By the way, did you know that SEO also applies to the posts you make on social networks? So don’t hesitate to use these methods when posting your ad on your business pages.
Rule n˚5: “Measure your performances”
Since, in the world of marketing, the stake does not end with the act of sale, the signing of a contract should not mark the end of a recruiting campaign. There is indeed a plethora of indicators that allow, once dissected, analyzed, and compared, to predict improvements for future campaigns.
In this sense, inspired by marketing, the recruiter of a staffing agency can also practice segmentation and A/B testing when posting a job offer.
Used for example to compare the effectiveness of several models of the same Internet page or of a campaign of sending mass e-mails, A/B testing is a method which allows, after realization, to proceed to a return experience to compare the best performing version, which will therefore be favored in future campaigns.
How is this method useful for a recruiter?

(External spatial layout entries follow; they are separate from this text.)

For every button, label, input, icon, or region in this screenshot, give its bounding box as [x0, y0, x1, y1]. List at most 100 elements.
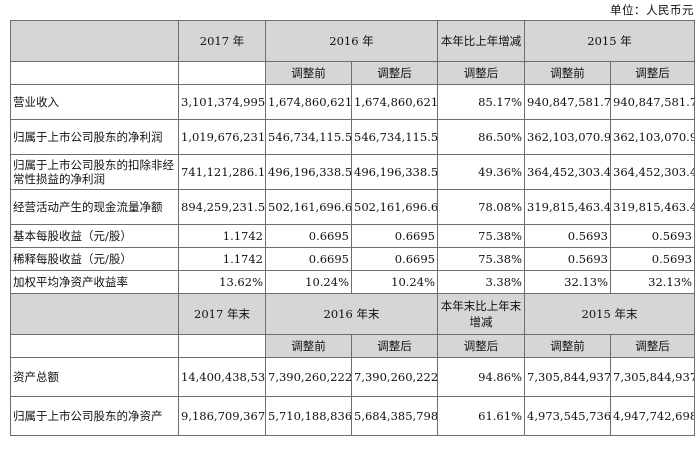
table-row: 归属于上市公司股东的扣除非经常性损益的净利润 741,121,286.18 49… [10, 154, 695, 190]
value-2015-before: 7,305,844,937.08 [524, 357, 611, 397]
value-change: 75.38% [437, 247, 525, 271]
value-2015-after: 940,847,581.74 [610, 84, 695, 120]
value-2016-before: 0.6695 [265, 224, 352, 248]
subheader-2015-before: 调整前 [524, 334, 611, 358]
subheader-blank-cell [10, 334, 179, 358]
row-label: 归属于上市公司股东的扣除非经常性损益的净利润 [10, 154, 179, 190]
header-row-annual: 2017 年 2016 年 本年比上年增减 2015 年 [10, 20, 695, 62]
value-change: 49.36% [437, 154, 525, 190]
value-2016-before: 5,710,188,836.61 [265, 396, 352, 436]
value-2016-after: 502,161,696.61 [351, 189, 438, 225]
value-2016-after: 496,196,338.51 [351, 154, 438, 190]
header-blank-cell [10, 293, 179, 335]
value-2016-after: 7,390,260,222.32 [351, 357, 438, 397]
value-2016-before: 0.6695 [265, 247, 352, 271]
table-row: 稀释每股收益（元/股） 1.1742 0.6695 0.6695 75.38% … [10, 247, 695, 271]
value-2015-before: 319,815,463.45 [524, 189, 611, 225]
value-2015-before: 364,452,303.48 [524, 154, 611, 190]
value-2015-before: 940,847,581.74 [524, 84, 611, 120]
value-change: 86.50% [437, 119, 525, 155]
value-2015-after: 7,305,844,937.08 [610, 357, 695, 397]
header-row-year-end: 2017 年末 2016 年末 本年末比上年末增减 2015 年末 [10, 293, 695, 335]
value-change: 94.86% [437, 357, 525, 397]
subheader-change-after: 调整后 [437, 334, 525, 358]
header-2017-end: 2017 年末 [178, 293, 266, 335]
subheader-blank-cell [10, 61, 179, 85]
row-label: 资产总额 [10, 357, 179, 397]
table-row: 基本每股收益（元/股） 1.1742 0.6695 0.6695 75.38% … [10, 224, 695, 248]
table-row: 归属于上市公司股东的净资产 9,186,709,367.54 5,710,188… [10, 396, 695, 436]
financial-summary-table: 2017 年 2016 年 本年比上年增减 2015 年 调整前 调整后 调整后… [10, 20, 695, 436]
value-2015-after: 4,947,742,698.01 [610, 396, 695, 436]
value-2017: 894,259,231.53 [178, 189, 266, 225]
row-label: 归属于上市公司股东的净资产 [10, 396, 179, 436]
value-2015-after: 0.5693 [610, 247, 695, 271]
subheader-2016-before: 调整前 [265, 61, 352, 85]
row-label: 基本每股收益（元/股） [10, 224, 179, 248]
value-2017: 9,186,709,367.54 [178, 396, 266, 436]
value-2016-before: 496,196,338.51 [265, 154, 352, 190]
row-label: 归属于上市公司股东的净利润 [10, 119, 179, 155]
value-2015-before: 0.5693 [524, 247, 611, 271]
value-2017: 3,101,374,995.27 [178, 84, 266, 120]
value-2017: 1.1742 [178, 224, 266, 248]
value-2017: 1,019,676,231.19 [178, 119, 266, 155]
subheader-blank-cell [178, 334, 266, 358]
value-2015-before: 0.5693 [524, 224, 611, 248]
value-2016-after: 10.24% [351, 270, 438, 294]
subheader-row-year-end: 调整前 调整后 调整后 调整前 调整后 [10, 334, 695, 358]
unit-label: 单位：人民币元 [610, 3, 694, 17]
subheader-2016-after: 调整后 [351, 334, 438, 358]
table-row: 资产总额 14,400,438,534.80 7,390,260,222.32 … [10, 357, 695, 397]
value-2015-after: 32.13% [610, 270, 695, 294]
header-2016: 2016 年 [265, 20, 438, 62]
header-blank-cell [10, 20, 179, 62]
value-2017: 741,121,286.18 [178, 154, 266, 190]
subheader-2015-after: 调整后 [610, 61, 695, 85]
value-2015-after: 319,815,463.45 [610, 189, 695, 225]
header-change-end: 本年末比上年末增减 [437, 293, 525, 335]
row-label: 经营活动产生的现金流量净额 [10, 189, 179, 225]
value-2016-after: 5,684,385,798.37 [351, 396, 438, 436]
value-2016-before: 546,734,115.53 [265, 119, 352, 155]
subheader-2016-after: 调整后 [351, 61, 438, 85]
header-2017: 2017 年 [178, 20, 266, 62]
value-2017: 14,400,438,534.80 [178, 357, 266, 397]
value-2016-before: 7,390,260,222.32 [265, 357, 352, 397]
value-2016-after: 546,734,115.53 [351, 119, 438, 155]
value-change: 85.17% [437, 84, 525, 120]
value-2015-before: 32.13% [524, 270, 611, 294]
row-label: 稀释每股收益（元/股） [10, 247, 179, 271]
value-2016-before: 1,674,860,621.67 [265, 84, 352, 120]
value-change: 61.61% [437, 396, 525, 436]
subheader-2016-before: 调整前 [265, 334, 352, 358]
value-2017: 1.1742 [178, 247, 266, 271]
table-row: 经营活动产生的现金流量净额 894,259,231.53 502,161,696… [10, 189, 695, 225]
value-2017: 13.62% [178, 270, 266, 294]
subheader-2015-after: 调整后 [610, 334, 695, 358]
value-2016-before: 502,161,696.61 [265, 189, 352, 225]
value-2016-after: 1,674,860,621.67 [351, 84, 438, 120]
value-change: 3.38% [437, 270, 525, 294]
header-change: 本年比上年增减 [437, 20, 525, 62]
row-label: 营业收入 [10, 84, 179, 120]
value-change: 75.38% [437, 224, 525, 248]
value-2015-after: 364,452,303.48 [610, 154, 695, 190]
subheader-row-annual: 调整前 调整后 调整后 调整前 调整后 [10, 61, 695, 85]
row-label: 加权平均净资产收益率 [10, 270, 179, 294]
table-row: 加权平均净资产收益率 13.62% 10.24% 10.24% 3.38% 32… [10, 270, 695, 294]
value-2015-before: 362,103,070.96 [524, 119, 611, 155]
value-2015-after: 362,103,070.96 [610, 119, 695, 155]
value-2016-before: 10.24% [265, 270, 352, 294]
header-2016-end: 2016 年末 [265, 293, 438, 335]
subheader-2015-before: 调整前 [524, 61, 611, 85]
value-change: 78.08% [437, 189, 525, 225]
table-row: 营业收入 3,101,374,995.27 1,674,860,621.67 1… [10, 84, 695, 120]
value-2015-after: 0.5693 [610, 224, 695, 248]
value-2016-after: 0.6695 [351, 224, 438, 248]
value-2016-after: 0.6695 [351, 247, 438, 271]
subheader-change-after: 调整后 [437, 61, 525, 85]
table-row: 归属于上市公司股东的净利润 1,019,676,231.19 546,734,1… [10, 119, 695, 155]
value-2015-before: 4,973,545,736.25 [524, 396, 611, 436]
subheader-blank-cell [178, 61, 266, 85]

- By using multiple distribution channels and types of advertising, the staffing agency employee will be able to assess which ones are most effective in reaching their personae.
- By varying content and platforms, it will also be able to identify those who reach out to candidates considered most relevant.
- By varying the job title – and sometimes its content, without violating rule 2 – the recruiter can establish the formulations that are most successful with candidates.
Conclusion: is there a rule # 6?
Simple to apply, these five rules will undoubtedly give your job offers a head start. But, at a time when marketing and recruiting merge more and more, it would be appropriate to add a sixth, perhaps more important than all the preceding ones: remain good friends with your colleagues in marketing, because it seems to me that they will still have a lot of things to teach us!